Get a room! It's what I think when a movie's protagonists get frisky and I'm in no mood for another banal sex scene that does nothing for the story. It's what you should be thinking with this Boenicke. Our smaller room is roughly the same size as the downstairs 'bay' except that the latter opens into big open space. Upstairs means a lower ceiling, built-in shelving on the front wall and half the distance which the speakers can move away from it given two doors. The upshot? Less staging acumen, lower treble prowess. Reduced depth was a basic function of distance plus more stuff between the speakers. Less HF brilliance was due to more diffusive/absorptive than reflective elements on the front wall. Sven's rear tweeter couldn't do its job in full. The takeaway is that more so than with ordinary speakers, the W8's overdrive only kicks in when both room and setup within the room present optimal conditions to trigger it. What downstairs had been categorically spectacular was perfectly good upstairs; just without the twin-turbo adrenaline. With all the preceding hardware having previously featured in the bigger downstairs system, this offset really was predominantly the room, not wildly different tiers of ancillaries. So get a good room!

The sub's forward location cancels its 2.5ms DSP latency with an 86cm physical offset for time alignment.
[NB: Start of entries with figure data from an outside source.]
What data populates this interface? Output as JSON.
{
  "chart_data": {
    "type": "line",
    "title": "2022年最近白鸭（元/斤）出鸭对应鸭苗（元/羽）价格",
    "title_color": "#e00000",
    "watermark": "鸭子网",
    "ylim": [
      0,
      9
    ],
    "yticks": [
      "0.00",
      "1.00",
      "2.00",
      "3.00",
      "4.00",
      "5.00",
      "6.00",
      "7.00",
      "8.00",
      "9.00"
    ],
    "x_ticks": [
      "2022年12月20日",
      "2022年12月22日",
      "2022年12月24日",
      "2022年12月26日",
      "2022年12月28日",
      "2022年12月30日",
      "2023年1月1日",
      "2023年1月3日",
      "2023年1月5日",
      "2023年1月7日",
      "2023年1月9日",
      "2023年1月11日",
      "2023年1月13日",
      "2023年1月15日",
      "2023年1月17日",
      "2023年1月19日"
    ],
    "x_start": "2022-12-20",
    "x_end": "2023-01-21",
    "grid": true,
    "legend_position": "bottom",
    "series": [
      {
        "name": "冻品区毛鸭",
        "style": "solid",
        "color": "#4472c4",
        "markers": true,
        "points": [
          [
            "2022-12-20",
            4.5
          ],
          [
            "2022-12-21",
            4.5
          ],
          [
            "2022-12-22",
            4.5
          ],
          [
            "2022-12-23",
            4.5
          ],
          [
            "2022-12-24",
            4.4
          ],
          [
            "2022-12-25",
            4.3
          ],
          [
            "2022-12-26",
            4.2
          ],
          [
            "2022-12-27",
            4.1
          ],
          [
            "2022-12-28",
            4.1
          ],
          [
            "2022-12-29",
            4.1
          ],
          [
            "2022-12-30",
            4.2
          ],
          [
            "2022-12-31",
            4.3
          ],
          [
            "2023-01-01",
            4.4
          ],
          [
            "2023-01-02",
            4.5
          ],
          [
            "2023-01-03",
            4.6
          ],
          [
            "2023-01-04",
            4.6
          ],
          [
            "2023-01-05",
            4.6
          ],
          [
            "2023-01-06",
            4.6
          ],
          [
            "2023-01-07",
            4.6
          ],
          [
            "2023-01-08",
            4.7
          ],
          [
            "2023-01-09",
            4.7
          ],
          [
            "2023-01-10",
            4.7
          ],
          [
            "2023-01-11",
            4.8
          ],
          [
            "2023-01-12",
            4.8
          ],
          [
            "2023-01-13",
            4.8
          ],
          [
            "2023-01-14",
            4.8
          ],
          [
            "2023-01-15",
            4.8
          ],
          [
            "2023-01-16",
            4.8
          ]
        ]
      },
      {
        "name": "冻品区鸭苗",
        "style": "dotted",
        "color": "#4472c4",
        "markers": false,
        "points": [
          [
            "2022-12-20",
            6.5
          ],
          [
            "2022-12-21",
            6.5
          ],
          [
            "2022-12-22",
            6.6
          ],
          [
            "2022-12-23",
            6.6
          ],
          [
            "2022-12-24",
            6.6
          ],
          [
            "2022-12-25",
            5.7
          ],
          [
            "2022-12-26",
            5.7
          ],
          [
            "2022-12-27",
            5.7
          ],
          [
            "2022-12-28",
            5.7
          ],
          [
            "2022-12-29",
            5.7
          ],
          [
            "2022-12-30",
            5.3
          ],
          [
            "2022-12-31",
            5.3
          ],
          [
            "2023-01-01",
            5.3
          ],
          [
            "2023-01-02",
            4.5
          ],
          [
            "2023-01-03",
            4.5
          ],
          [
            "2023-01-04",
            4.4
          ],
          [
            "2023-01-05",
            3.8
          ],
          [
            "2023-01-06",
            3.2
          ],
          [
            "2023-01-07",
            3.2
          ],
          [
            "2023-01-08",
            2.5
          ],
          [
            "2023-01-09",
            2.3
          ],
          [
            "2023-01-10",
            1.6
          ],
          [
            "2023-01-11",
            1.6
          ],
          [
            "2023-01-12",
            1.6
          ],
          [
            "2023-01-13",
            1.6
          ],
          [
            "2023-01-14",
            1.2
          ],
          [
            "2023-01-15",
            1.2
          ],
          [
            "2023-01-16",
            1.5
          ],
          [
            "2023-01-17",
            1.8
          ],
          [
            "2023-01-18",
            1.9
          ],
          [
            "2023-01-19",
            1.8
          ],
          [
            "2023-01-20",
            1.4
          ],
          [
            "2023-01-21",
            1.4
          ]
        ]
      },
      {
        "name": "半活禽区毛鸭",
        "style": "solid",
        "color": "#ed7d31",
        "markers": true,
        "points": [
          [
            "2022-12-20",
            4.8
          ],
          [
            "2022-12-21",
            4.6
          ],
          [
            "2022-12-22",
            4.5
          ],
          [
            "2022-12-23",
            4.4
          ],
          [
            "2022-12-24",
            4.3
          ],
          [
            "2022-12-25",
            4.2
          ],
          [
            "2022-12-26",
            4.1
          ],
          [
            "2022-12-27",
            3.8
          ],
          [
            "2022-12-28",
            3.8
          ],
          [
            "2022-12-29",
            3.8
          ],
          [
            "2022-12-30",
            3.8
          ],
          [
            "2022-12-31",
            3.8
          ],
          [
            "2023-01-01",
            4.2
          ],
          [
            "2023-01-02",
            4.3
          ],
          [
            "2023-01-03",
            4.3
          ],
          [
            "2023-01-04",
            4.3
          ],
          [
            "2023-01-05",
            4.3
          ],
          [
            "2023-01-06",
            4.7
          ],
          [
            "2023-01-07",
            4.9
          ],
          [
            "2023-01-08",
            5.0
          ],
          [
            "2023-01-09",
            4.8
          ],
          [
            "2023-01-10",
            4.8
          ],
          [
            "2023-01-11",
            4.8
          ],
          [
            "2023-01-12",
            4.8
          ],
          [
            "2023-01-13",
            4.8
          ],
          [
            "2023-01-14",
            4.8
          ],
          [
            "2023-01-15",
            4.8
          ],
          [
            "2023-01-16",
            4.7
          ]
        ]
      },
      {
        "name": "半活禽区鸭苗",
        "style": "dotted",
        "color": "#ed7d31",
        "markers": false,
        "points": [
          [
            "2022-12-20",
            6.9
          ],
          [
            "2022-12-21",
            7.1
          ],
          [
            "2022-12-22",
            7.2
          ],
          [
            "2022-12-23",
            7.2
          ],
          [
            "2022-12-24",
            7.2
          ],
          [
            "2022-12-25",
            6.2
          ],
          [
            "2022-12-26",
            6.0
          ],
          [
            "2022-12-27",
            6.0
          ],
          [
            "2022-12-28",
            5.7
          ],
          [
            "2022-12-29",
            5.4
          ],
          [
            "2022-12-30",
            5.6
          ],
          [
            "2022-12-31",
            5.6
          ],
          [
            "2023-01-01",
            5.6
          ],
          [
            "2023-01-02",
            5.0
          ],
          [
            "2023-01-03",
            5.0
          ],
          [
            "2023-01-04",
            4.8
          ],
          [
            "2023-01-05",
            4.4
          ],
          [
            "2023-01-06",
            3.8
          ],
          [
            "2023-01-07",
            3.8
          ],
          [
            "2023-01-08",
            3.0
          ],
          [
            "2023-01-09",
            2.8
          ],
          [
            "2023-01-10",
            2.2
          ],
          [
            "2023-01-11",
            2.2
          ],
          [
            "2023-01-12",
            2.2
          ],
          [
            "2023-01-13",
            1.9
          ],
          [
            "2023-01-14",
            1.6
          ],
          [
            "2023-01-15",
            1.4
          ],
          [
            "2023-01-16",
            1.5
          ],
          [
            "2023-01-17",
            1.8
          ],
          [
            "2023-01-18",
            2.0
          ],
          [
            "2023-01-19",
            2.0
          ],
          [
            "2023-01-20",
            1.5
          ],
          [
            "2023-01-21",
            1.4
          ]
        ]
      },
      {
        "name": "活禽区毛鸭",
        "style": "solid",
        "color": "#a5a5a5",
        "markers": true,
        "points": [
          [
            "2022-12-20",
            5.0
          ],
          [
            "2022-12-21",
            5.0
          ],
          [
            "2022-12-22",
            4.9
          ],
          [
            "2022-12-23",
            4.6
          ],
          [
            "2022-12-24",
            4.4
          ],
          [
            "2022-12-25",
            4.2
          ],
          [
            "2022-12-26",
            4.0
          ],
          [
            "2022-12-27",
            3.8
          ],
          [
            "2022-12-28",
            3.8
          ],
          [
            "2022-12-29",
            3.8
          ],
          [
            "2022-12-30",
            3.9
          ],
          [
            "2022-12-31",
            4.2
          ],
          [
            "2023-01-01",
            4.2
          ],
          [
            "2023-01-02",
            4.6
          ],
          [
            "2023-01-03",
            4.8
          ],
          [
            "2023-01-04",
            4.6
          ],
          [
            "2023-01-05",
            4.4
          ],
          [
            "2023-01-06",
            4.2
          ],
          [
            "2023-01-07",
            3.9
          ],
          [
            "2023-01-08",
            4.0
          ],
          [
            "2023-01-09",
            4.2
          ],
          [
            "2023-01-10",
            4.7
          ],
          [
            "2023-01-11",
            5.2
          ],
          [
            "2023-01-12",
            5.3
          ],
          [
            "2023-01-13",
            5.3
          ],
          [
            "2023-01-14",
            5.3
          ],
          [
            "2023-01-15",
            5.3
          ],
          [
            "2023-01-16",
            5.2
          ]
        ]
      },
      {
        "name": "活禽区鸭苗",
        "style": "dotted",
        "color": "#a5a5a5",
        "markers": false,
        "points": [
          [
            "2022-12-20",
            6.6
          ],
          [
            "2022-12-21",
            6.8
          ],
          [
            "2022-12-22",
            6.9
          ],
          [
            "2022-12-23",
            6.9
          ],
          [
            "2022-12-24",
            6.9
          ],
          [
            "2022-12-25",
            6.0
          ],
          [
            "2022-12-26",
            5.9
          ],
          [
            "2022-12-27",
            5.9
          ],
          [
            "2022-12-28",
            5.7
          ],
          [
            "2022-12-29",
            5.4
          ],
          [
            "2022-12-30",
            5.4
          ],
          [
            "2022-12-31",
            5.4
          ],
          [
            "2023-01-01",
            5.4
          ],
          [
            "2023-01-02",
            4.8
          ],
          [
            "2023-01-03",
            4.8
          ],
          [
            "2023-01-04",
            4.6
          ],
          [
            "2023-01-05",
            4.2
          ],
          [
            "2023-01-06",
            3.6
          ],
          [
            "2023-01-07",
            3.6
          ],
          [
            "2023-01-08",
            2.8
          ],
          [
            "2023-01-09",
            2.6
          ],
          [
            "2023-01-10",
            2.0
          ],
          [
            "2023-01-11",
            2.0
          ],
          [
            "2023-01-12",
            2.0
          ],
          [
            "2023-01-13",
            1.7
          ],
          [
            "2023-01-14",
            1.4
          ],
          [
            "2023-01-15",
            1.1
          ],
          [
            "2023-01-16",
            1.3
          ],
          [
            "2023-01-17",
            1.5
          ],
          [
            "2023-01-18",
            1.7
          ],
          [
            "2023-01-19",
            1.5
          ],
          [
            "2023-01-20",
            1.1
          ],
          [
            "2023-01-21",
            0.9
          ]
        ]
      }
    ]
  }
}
Because I could, I next looped our 2 x 9" force-canceling Dynaudio 18S subwoofer into the signal path. For that I connected it and W8 to the active, analog and fixed precision Linkwitz-Riley 4th-order @ 40Hz hi/lo-pass filter in my custom icOn 4Pro SE autoformer preamp. Whilst that tacked on 20Hz which amuses me on certain electronic chicanery from Al Gromer Khan to Mercan Dede, the primary benefit was the higher drier damping across the low and mid bass. If that's the kind of bass you grok—I do, guilty as charged—the recipe of the dual-filtered sub/sat trio makes a fabulous alternative to pursuing anywhere near equivalent bandwidth from costlier and bigger but still fully passive speakers. In the Swiss catalogue, the W13 builds in active balanced-force bass for that very reason.

What the upstairs install demoed too was the W8's penchant for hitting its full stride farther up the SPL scale. Downstairs the bigger cubic volume and distances support higher output. That had really turned over the system's engine. At the scaled-down levels I practice in the smaller room, the W8 didn't open up the same as for example our usual sound|kaos Vox 3awf do. So I'd not single out the Boenicke as a hifi whisperer; not that many people look for one in the first place. It's just a small footnote on the general W8 tally sheet.

Just looking at the above, you'll appreciate again how a rather petite speaker opens up more places to go. Though they did sonically far better here than downstairs where 360° radiation across the bandwidth hit a double-high vaulted ceiling to create midrange reverb times that were far too long, I wouldn't want to permanently look at the following Bayz Audio Courante 2.0 in this room. For my tastes and unlike downstairs, they're physically too dominant already for this space. So don't underestimate the very real utility of stealth. It's an actual performance parameter. No matter how good monkey coffins sound on the dealer showroom floor, if you can't bring 'em home, you won't make sound, period. The W8 meanwhile will go where many won't purely because it's stumpy and ultra narrow. We're back at what you won't need; if you get them.